Brigadier-General Iverson, of Georgia, had manifested such a want of capacity in the field at Gettysburg he was relieved of his command and assigned to provost guard duty. As a further mark of Lee's appreciation of Ramseur, this brigade was assigned temporarily to his command, in addition to the one he already commanded.

In the various skirmishes and battles of this campaign Ramseur displayed his usual efficiency and gallantry. After returning from Pennsylvania our troops went into winter quarters near Orange Courthouse, and as it was clear that after the exhaustive campaigns of the year we would enjoy a period of comparative quiet, Ramseur obtained a leave of absence for the purpose of entering into the most important relations of one's life. He had long been attached to and was then engaged to Miss Ellen E. Richmond, of Milton, but the consummation of his hopes had been often deferred by the exigencies of the public service. He was now made supremely happy in their marriage, which occurred on the 22d of October, 1863.

The successive failures of the Army of the Potomac in its engagements with the Army of Northern Virginia created a general apprehension throughout the North that unless something more satisfactory was accomplished the successful issue of the war was becoming a most doubtful problem.
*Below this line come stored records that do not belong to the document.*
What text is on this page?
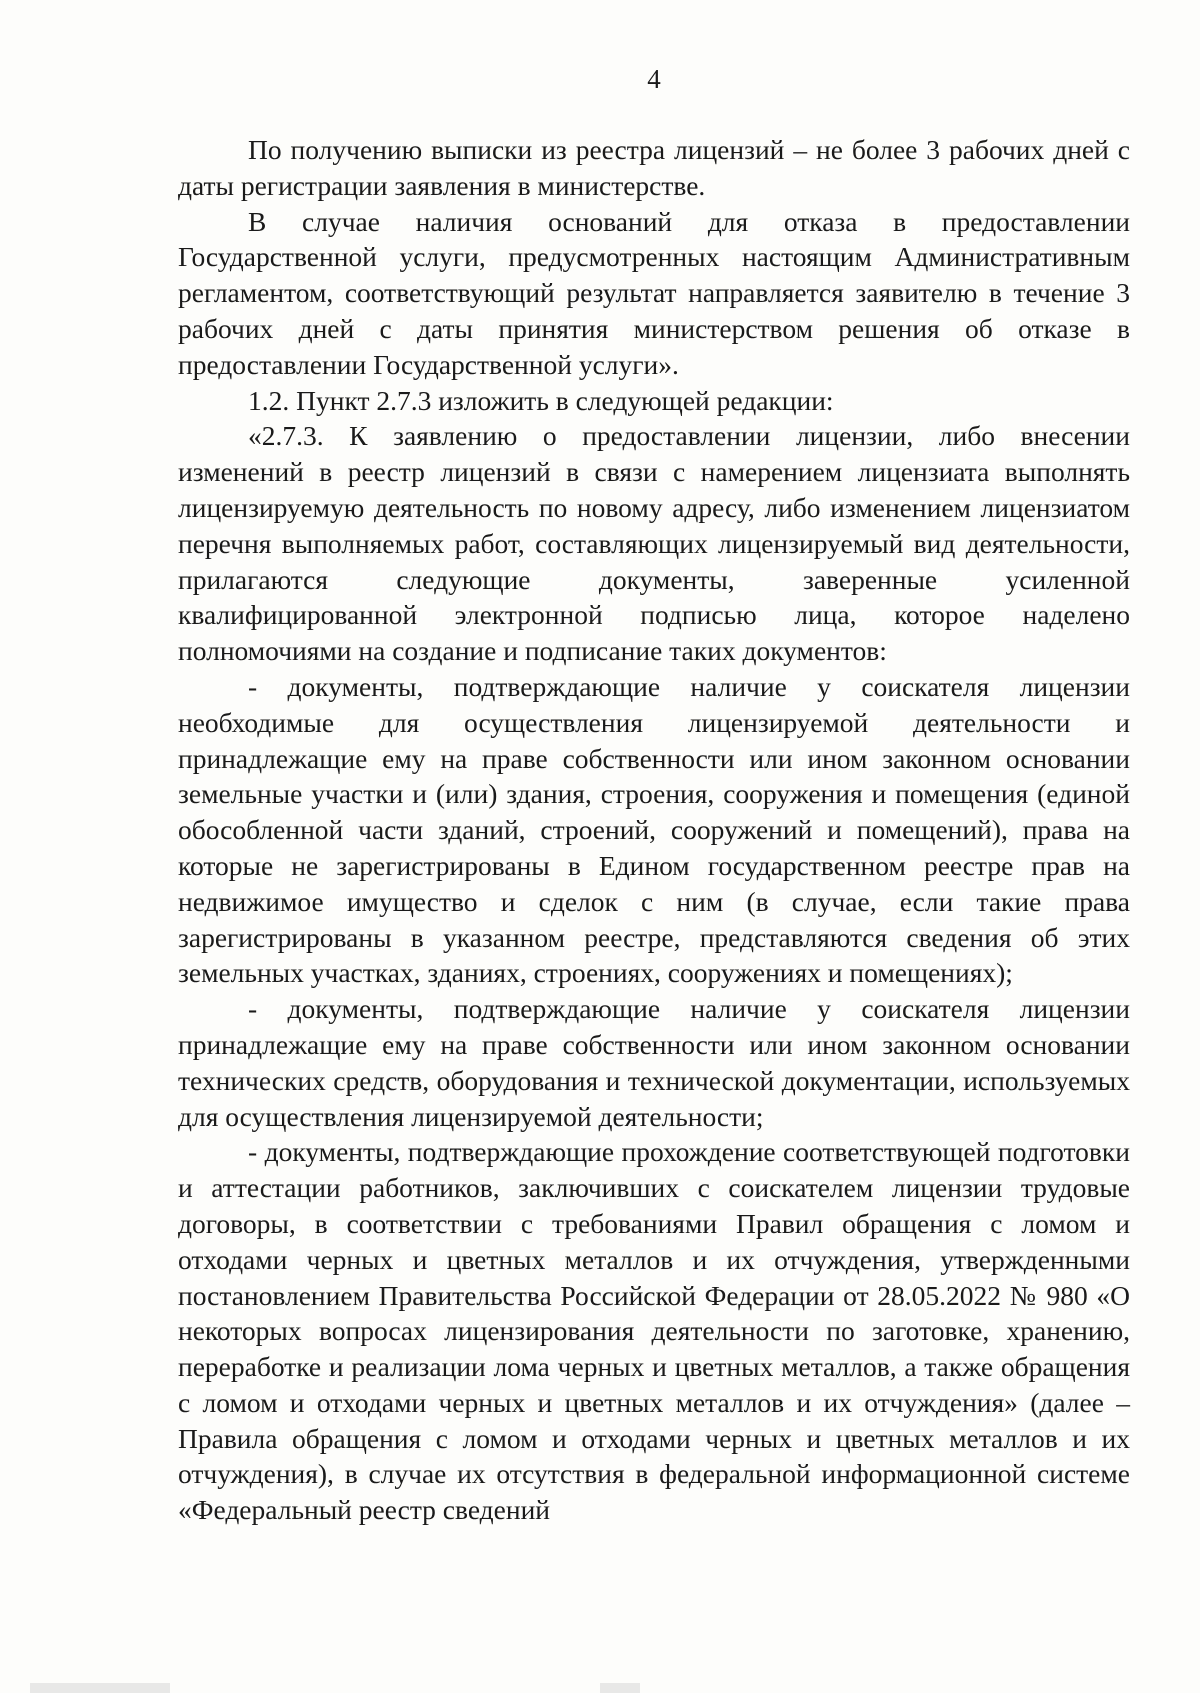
4

По получению выписки из реестра лицензий – не более 3 рабочих дней с даты регистрации заявления в министерстве.

В случае наличия оснований для отказа в предоставлении Государственной услуги, предусмотренных настоящим Административным регламентом, соответствующий результат направляется заявителю в течение 3 рабочих дней с даты принятия министерством решения об отказе в предоставлении Государственной услуги».

1.2. Пункт 2.7.3 изложить в следующей редакции:

«2.7.3. К заявлению о предоставлении лицензии, либо внесении изменений в реестр лицензий в связи с намерением лицензиата выполнять лицензируемую деятельность по новому адресу, либо изменением лицензиатом перечня выполняемых работ, составляющих лицензируемый вид деятельности, прилагаются следующие документы, заверенные усиленной квалифицированной электронной подписью лица, которое наделено полномочиями на создание и подписание таких документов:

- документы, подтверждающие наличие у соискателя лицензии необходимые для осуществления лицензируемой деятельности и принадлежащие ему на праве собственности или ином законном основании земельные участки и (или) здания, строения, сооружения и помещения (единой обособленной части зданий, строений, сооружений и помещений), права на которые не зарегистрированы в Едином государственном реестре прав на недвижимое имущество и сделок с ним (в случае, если такие права зарегистрированы в указанном реестре, представляются сведения об этих земельных участках, зданиях, строениях, сооружениях и помещениях);

- документы, подтверждающие наличие у соискателя лицензии принадлежащие ему на праве собственности или ином законном основании технических средств, оборудования и технической документации, используемых для осуществления лицензируемой деятельности;

- документы, подтверждающие прохождение соответствующей подготовки и аттестации работников, заключивших с соискателем лицензии трудовые договоры, в соответствии с требованиями Правил обращения с ломом и отходами черных и цветных металлов и их отчуждения, утвержденными постановлением Правительства Российской Федерации от 28.05.2022 № 980 «О некоторых вопросах лицензирования деятельности по заготовке, хранению, переработке и реализации лома черных и цветных металлов, а также обращения с ломом и отходами черных и цветных металлов и их отчуждения» (далее – Правила обращения с ломом и отходами черных и цветных металлов и их отчуждения), в случае их отсутствия в федеральной информационной системе «Федеральный реестр сведений
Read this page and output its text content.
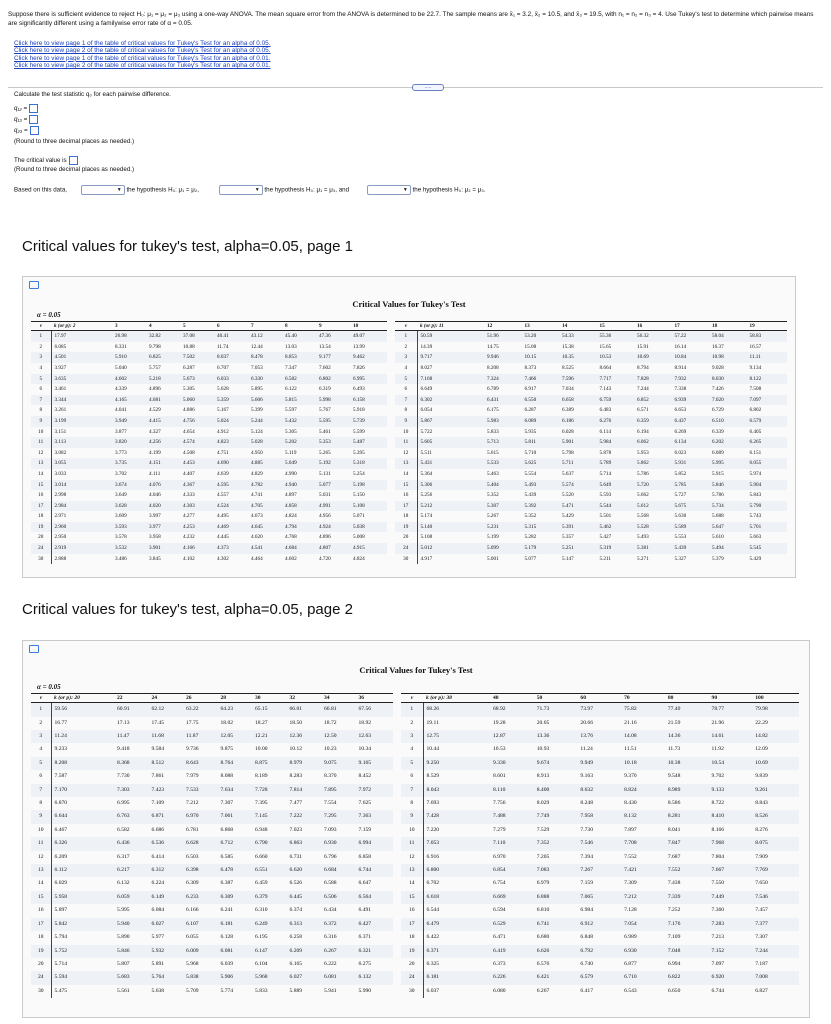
Suppose there is sufficient evidence to reject H₀: μ₁ = μ₂ = μ₃ using a one-way ANOVA. The mean square error from the ANOVA is determined to be 22.7. The sample means are x̄₁ = 3.2, x̄₂ = 10.5, and x̄₃ = 19.5, with n₁ = n₂ = n₃ = 4. Use Tukey's test to determine which pairwise means are significantly different using a familywise error rate of α = 0.05.
Click here to view page 1 of the table of critical values for Tukey's Test for an alpha of 0.05.
Click here to view page 2 of the table of critical values for Tukey's Test for an alpha of 0.05.
Click here to view page 1 of the table of critical values for Tukey's Test for an alpha of 0.01.
Click here to view page 2 of the table of critical values for Tukey's Test for an alpha of 0.01.
.....
Calculate the test statistic q₀ for each pairwise difference.
q₁₂ =
q₁₃ =
q₂₃ =
(Round to three decimal places as needed.)
The critical value is
(Round to three decimal places as needed.)
Based on this data,	▼ the hypothesis H₀: μ₁ = μ₂,	▼ the hypothesis H₀: μ₁ = μ₃, and	▼ the hypothesis H₀: μ₂ = μ₃.
Critical values for tukey's test, alpha=0.05, page 1
Critical Values for Tukey's Test
α = 0.05
ν	k (or p): 2	3	4	5	6	7	8	9	10
1	17.97	26.98	32.82	37.08	40.41	43.12	45.40	47.36	49.07
2	6.085	8.331	9.798	10.88	11.74	12.44	13.03	13.54	13.99
3	4.501	5.910	6.825	7.502	8.037	8.478	8.853	9.177	9.462
4	3.927	5.040	5.757	6.287	6.707	7.053	7.347	7.602	7.826
5	3.635	4.602	5.218	5.673	6.033	6.330	6.582	6.802	6.995
6	3.461	4.339	4.896	5.305	5.628	5.895	6.122	6.319	6.493
7	3.344	4.165	4.681	5.060	5.359	5.606	5.815	5.998	6.158
8	3.261	4.041	4.529	4.886	5.167	5.399	5.597	5.767	5.918
9	3.199	3.949	4.415	4.756	5.024	5.244	5.432	5.595	5.739
10	3.151	3.877	4.327	4.654	4.912	5.124	5.305	5.461	5.599
11	3.113	3.820	4.256	4.574	4.823	5.028	5.202	5.353	5.487
12	3.082	3.773	4.199	4.508	4.751	4.950	5.119	5.265	5.395
13	3.055	3.735	4.151	4.453	4.690	4.885	5.049	5.192	5.318
14	3.033	3.702	4.111	4.407	4.639	4.829	4.990	5.131	5.254
15	3.014	3.674	4.076	4.367	4.595	4.782	4.940	5.077	5.198
16	2.998	3.649	4.046	4.333	4.557	4.741	4.897	5.031	5.150
17	2.984	3.628	4.020	4.303	4.524	4.705	4.858	4.991	5.108
18	2.971	3.609	3.997	4.277	4.495	4.673	4.824	4.956	5.071
19	2.960	3.593	3.977	4.253	4.469	4.645	4.794	4.924	5.038
20	2.950	3.578	3.958	4.232	4.445	4.620	4.768	4.896	5.008
24	2.919	3.532	3.901	4.166	4.373	4.541	4.684	4.807	4.915
30	2.888	3.486	3.845	4.102	4.302	4.464	4.602	4.720	4.824
ν	k (or p): 11	12	13	14	15	16	17	18	19
1	50.59	51.96	53.20	54.33	55.36	56.32	57.22	58.04	58.83
2	14.39	14.75	15.08	15.38	15.65	15.91	16.14	16.37	16.57
3	9.717	9.946	10.15	10.35	10.53	10.69	10.84	10.98	11.11
4	8.027	8.208	8.373	8.525	8.664	8.794	8.914	9.028	9.134
5	7.168	7.324	7.466	7.596	7.717	7.828	7.932	8.030	8.122
6	6.649	6.789	6.917	7.034	7.143	7.244	7.338	7.426	7.508
7	6.302	6.431	6.550	6.658	6.759	6.852	6.939	7.020	7.097
8	6.054	6.175	6.287	6.389	6.483	6.571	6.653	6.729	6.802
9	5.867	5.983	6.089	6.186	6.276	6.359	6.437	6.510	6.579
10	5.722	5.833	5.935	6.028	6.114	6.194	6.269	6.339	6.405
11	5.605	5.713	5.811	5.901	5.984	6.062	6.134	6.202	6.265
12	5.511	5.615	5.710	5.798	5.878	5.953	6.023	6.089	6.151
13	5.431	5.533	5.625	5.711	5.789	5.862	5.931	5.995	6.055
14	5.364	5.463	5.554	5.637	5.714	5.786	5.852	5.915	5.974
15	5.306	5.404	5.493	5.574	5.649	5.720	5.785	5.846	5.904
16	5.256	5.352	5.439	5.520	5.593	5.662	5.727	5.786	5.843
17	5.212	5.307	5.392	5.471	5.544	5.612	5.675	5.734	5.790
18	5.174	5.267	5.352	5.429	5.501	5.568	5.630	5.688	5.743
19	5.140	5.231	5.315	5.391	5.462	5.528	5.589	5.647	5.701
20	5.108	5.199	5.282	5.357	5.427	5.493	5.553	5.610	5.663
24	5.012	5.099	5.179	5.251	5.319	5.381	5.439	5.494	5.545
30	4.917	5.001	5.077	5.147	5.211	5.271	5.327	5.379	5.429
Critical values for tukey's test, alpha=0.05, page 2
Critical Values for Tukey's Test
α = 0.05
ν	k (or p): 20	22	24	26	28	30	32	34	36
1	59.56	60.91	62.12	63.22	64.23	65.15	66.01	66.81	67.56
2	16.77	17.13	17.45	17.75	18.02	18.27	18.50	18.72	18.92
3	11.24	11.47	11.68	11.87	12.05	12.21	12.36	12.50	12.63
4	9.233	9.418	9.584	9.736	9.875	10.00	10.12	10.23	10.34
5	8.208	8.368	8.512	8.643	8.764	8.875	8.979	9.075	9.165
6	7.587	7.730	7.861	7.979	8.088	8.189	8.283	8.370	8.452
7	7.170	7.303	7.423	7.533	7.634	7.728	7.814	7.895	7.972
8	6.870	6.995	7.109	7.212	7.307	7.395	7.477	7.554	7.625
9	6.644	6.763	6.871	6.970	7.061	7.145	7.222	7.295	7.363
10	6.467	6.582	6.686	6.781	6.868	6.948	7.023	7.093	7.159
11	6.326	6.436	6.536	6.628	6.712	6.790	6.863	6.930	6.994
12	6.209	6.317	6.414	6.503	6.585	6.660	6.731	6.796	6.858
13	6.112	6.217	6.312	6.398	6.478	6.551	6.620	6.684	6.744
14	6.029	6.132	6.224	6.309	6.387	6.459	6.526	6.588	6.647
15	5.958	6.059	6.149	6.233	6.309	6.379	6.445	6.506	6.564
16	5.897	5.995	6.084	6.166	6.241	6.310	6.374	6.434	6.491
17	5.842	5.940	6.027	6.107	6.181	6.249	6.313	6.372	6.427
18	5.794	5.890	5.977	6.055	6.128	6.195	6.258	6.316	6.371
19	5.752	5.846	5.932	6.009	6.081	6.147	6.209	6.267	6.321
20	5.714	5.807	5.891	5.968	6.039	6.104	6.165	6.222	6.275
24	5.594	5.683	5.764	5.838	5.906	5.968	6.027	6.081	6.132
30	5.475	5.561	5.638	5.709	5.774	5.833	5.889	5.941	5.990
ν	k (or p): 38	40	50	60	70	80	90	100
1	68.26	68.92	71.73	73.97	75.82	77.40	78.77	79.98
2	19.11	19.28	20.05	20.66	21.16	21.59	21.96	22.29
3	12.75	12.87	13.36	13.76	14.08	14.36	14.61	14.82
4	10.44	10.53	10.93	11.24	11.51	11.73	11.92	12.09
5	9.250	9.330	9.674	9.949	10.18	10.38	10.54	10.69
6	8.529	8.601	8.913	9.163	9.370	9.548	9.702	9.839
7	8.043	8.110	8.400	8.632	8.824	8.989	9.133	9.261
8	7.693	7.756	8.029	8.248	8.430	8.586	8.722	8.843
9	7.428	7.488	7.749	7.958	8.132	8.281	8.410	8.526
10	7.220	7.279	7.529	7.730	7.897	8.041	8.166	8.276
11	7.053	7.110	7.352	7.546	7.708	7.847	7.968	8.075
12	6.916	6.970	7.205	7.394	7.552	7.687	7.804	7.909
13	6.800	6.854	7.083	7.267	7.421	7.552	7.667	7.769
14	6.702	6.754	6.979	7.159	7.309	7.438	7.550	7.650
15	6.618	6.669	6.888	7.065	7.212	7.339	7.449	7.546
16	6.544	6.594	6.810	6.984	7.128	7.252	7.360	7.457
17	6.479	6.529	6.741	6.912	7.054	7.176	7.283	7.377
18	6.422	6.471	6.680	6.848	6.989	7.109	7.213	7.307
19	6.371	6.419	6.626	6.792	6.930	7.048	7.152	7.244
20	6.325	6.373	6.576	6.740	6.877	6.994	7.097	7.187
24	6.181	6.226	6.421	6.579	6.710	6.822	6.920	7.008
30	6.037	6.080	6.267	6.417	6.543	6.650	6.744	6.827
This prompted the nomination of General Grant to the grade of lieutenant-general, and he was assigned to the command of ‘all the armies of the United States.’ One of the conditions of his acceptance was that he should not be hampered in the discharge of his duties by the central authorities at Washington—a wise and judicious precaution, which else would have resulted in his supersedure after his terrible losses at Cold Harbor, where, according to Swinton, he had thirteen thousand of his men killed and wounded within the space of two hours, and this without inflicting but little loss on his adversary.

On the morning of May 5th, 1864, over one hundred thousand of Grant's troops had crossed the Rapidan, and thence followed that series of battles on the overland route to Richmond, wherein the killed, wounded and disabled on the part of Grant's army were as great as the whole army of Lee when these engagements commenced.